Asterolasia buckinghamii is a species of slender, erect shrub in the family Rutaceae and is endemic to eastern New South Wales. It has star-shaped hairs on its young branches, broadly egg-shaped, hairy leaves and yellow flowers with rust-coloured, star-shaped hairs on the back of the petals.

==Description==
Asterolasia buckinghamii is a slender, erect shrub that typically grows to a height of 1.5–2 m with its young branches covered with star-shaped hairs. The leaves are spatula-shaped to broadly egg-shaped with the narrower end towards the base, 4–15 mm long and 3–7 mm wide on a petiole 2–4 mm long. The leaves are covered with star-shaped hairs, densely so on the lower surface and the upper surface has a longitudinal groove. The flowers are arranged singly or in groups of two or three in leaf axils or on the ends of branchlets, each flower on a pedicel up to 2 mm long.
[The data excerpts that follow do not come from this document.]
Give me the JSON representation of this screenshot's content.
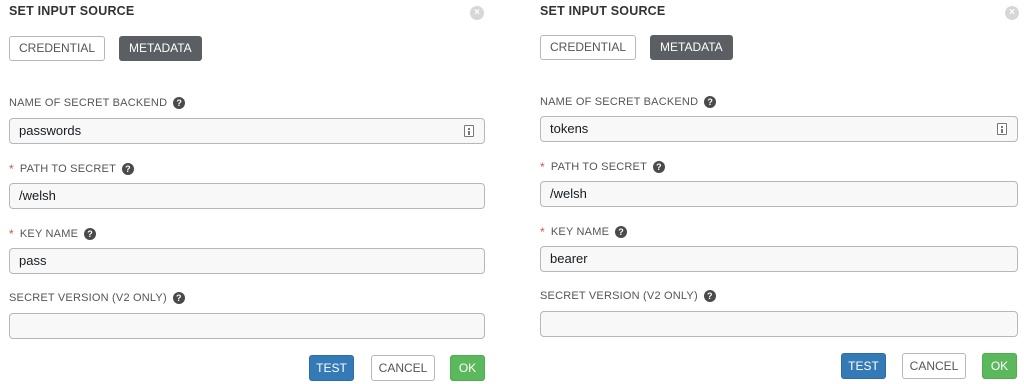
{
  "panels": [
    {
      "title": "SET INPUT SOURCE",
      "close_icon": "close-icon",
      "tabs": [
        "CREDENTIAL",
        "METADATA"
      ],
      "active_tab": "METADATA",
      "fields": {
        "backend": {
          "label": "NAME OF SECRET BACKEND",
          "value": "passwords",
          "required": false
        },
        "path": {
          "label": "PATH TO SECRET",
          "value": "/welsh",
          "required": true
        },
        "key": {
          "label": "KEY NAME",
          "value": "pass",
          "required": true
        },
        "version": {
          "label": "SECRET VERSION (V2 ONLY)",
          "value": "",
          "required": false
        }
      },
      "buttons": {
        "test": "TEST",
        "cancel": "CANCEL",
        "ok": "OK"
      }
    },
    {
      "title": "SET INPUT SOURCE",
      "close_icon": "close-icon",
      "tabs": [
        "CREDENTIAL",
        "METADATA"
      ],
      "active_tab": "METADATA",
      "fields": {
        "backend": {
          "label": "NAME OF SECRET BACKEND",
          "value": "tokens",
          "required": false
        },
        "path": {
          "label": "PATH TO SECRET",
          "value": "/welsh",
          "required": true
        },
        "key": {
          "label": "KEY NAME",
          "value": "bearer",
          "required": true
        },
        "version": {
          "label": "SECRET VERSION (V2 ONLY)",
          "value": "",
          "required": false
        }
      },
      "buttons": {
        "test": "TEST",
        "cancel": "CANCEL",
        "ok": "OK"
      }
    }
  ],
  "required_marker": "*",
  "help_glyph": "?",
  "close_glyph": "×",
  "colors": {
    "active_tab": "#5b5f63",
    "test_button": "#337ab7",
    "ok_button": "#5cb85c",
    "required_marker": "#d9534f"
  }
}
The five petals are yellow, elliptical, 4–8 mm long and covered with star-shaped, rust-coloured hairs on the back and there are ten stamens. Flowering occurs from October to November.

==Taxonomy==
This species was first described in 1940 by William Blakely who gave it the name Phebalium buckinghamii and published the description in The Australian Naturalist. The following year, Blakely changed the name to Asterolasia buckinghamii. The specific epithet (buckinghamii) honours "Mr. William J. Buckingham of Lindfield, New South Wales".

==Distribution and habitat==
Asterolasia buckinghamii grows in gullies and on river flats or on slopes near cliff tops. It occurs in the Wingello district and between Mittagong and Lithgow in New South Wales.